Open AccessControl of the Translational Efficiency of β-ATPase mRNA Depends on the Regulation of a Protein That Binds the 3′ Untranslated Region of the mRNA
Author(s) -
José María Izquierdo,
J M Cuezva
Publication year - 1997
Publication title -
molecular and cellular biology
Language(s) - English
Resource type - Journals
SCImago Journal Rank - 2.14
H-Index - 327
eISSN - 1067-8824
pISSN - 0270-7306
DOI - 10.1128/mcb.17.9.5255
Subject(s) - biology , messenger rna , microbiology and biotechnology , untranslated region , translation (biology) , translational regulation , translational efficiency , five prime untranslated region , polysome , three prime untranslated region , gene expression , p bodies , atpase , rna , gene , biochemistry , ribosome , enzyme
The expression of the nucleus-encoded beta-F1-ATPase gene of oxidative phosphorylation is developmentally regulated in the liver at both the transcriptional and posttranscriptional levels. In this study we have analyzed the potential mechanisms that control the cytoplasmic expression of beta-F1-ATPase mRNA during liver development.

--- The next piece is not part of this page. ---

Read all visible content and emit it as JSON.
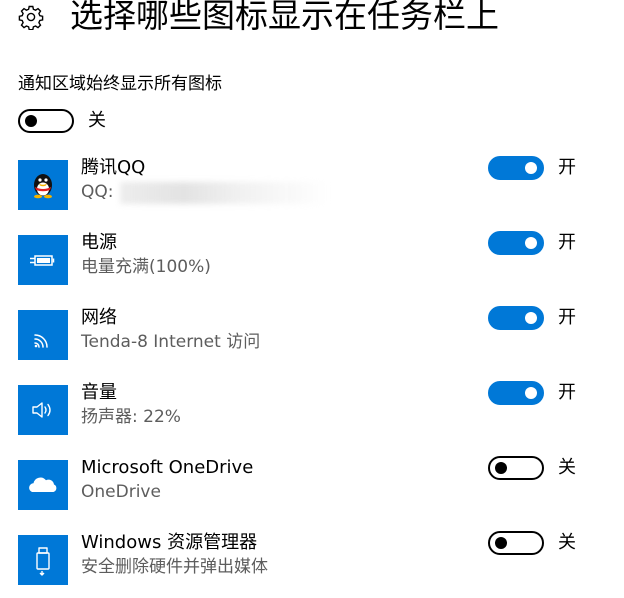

Remarkably, a full-length 3' untranslated region (UTR) of the transcript is required for its efficient in vitro translation. When the 3' UTR of beta-F1-ATPase mRNA is placed downstream of a reporter construct, it functions as a translational enhancer. In vitro translation experiments with full-length beta-F1-ATPase mRNA and with a chimeric reporter construct containing the 3' UTR of beta-F1-ATPase mRNA suggested the existence of an inhibitor of beta-F1-ATPase mRNA translation in the fetal liver. Electrophoretic mobility shift assays and UV cross-linking experiments allowed the identification of an acutely regulated protein (3'betaFBP) of the liver that binds at the 3' UTR of beta-F1-ATPase mRNA. The developmental profile of 3'betaFBP parallels the reported changes in the translational efficiency of beta-F1-ATPase mRNA during development. Fractionation of fetal liver extracts revealed that the inhibitory activity of beta-F1-ATPase mRNA translation cofractionates with 3'-UTR band-shifting activity. Compared to other tissues of the adult rat, kidney and spleen extracts showed very high expression levels of 3'betaFBP. Translation of beta-F1-ATPase mRNA in the presence of kidney and spleen extracts further supported a translational inhibitory role for 3'betaFBP. Mapping experiments and a deletion mutant of the 3' UTR revealed that the cis-acting element for binding 3'betaFBP is located within a highly conserved region of the 3' UTR of mammalian beta-F1-ATPase mRNAs. Overall, we have identified a mechanism of translational control that regulates the rapid postnatal differentiation of liver mitochondria.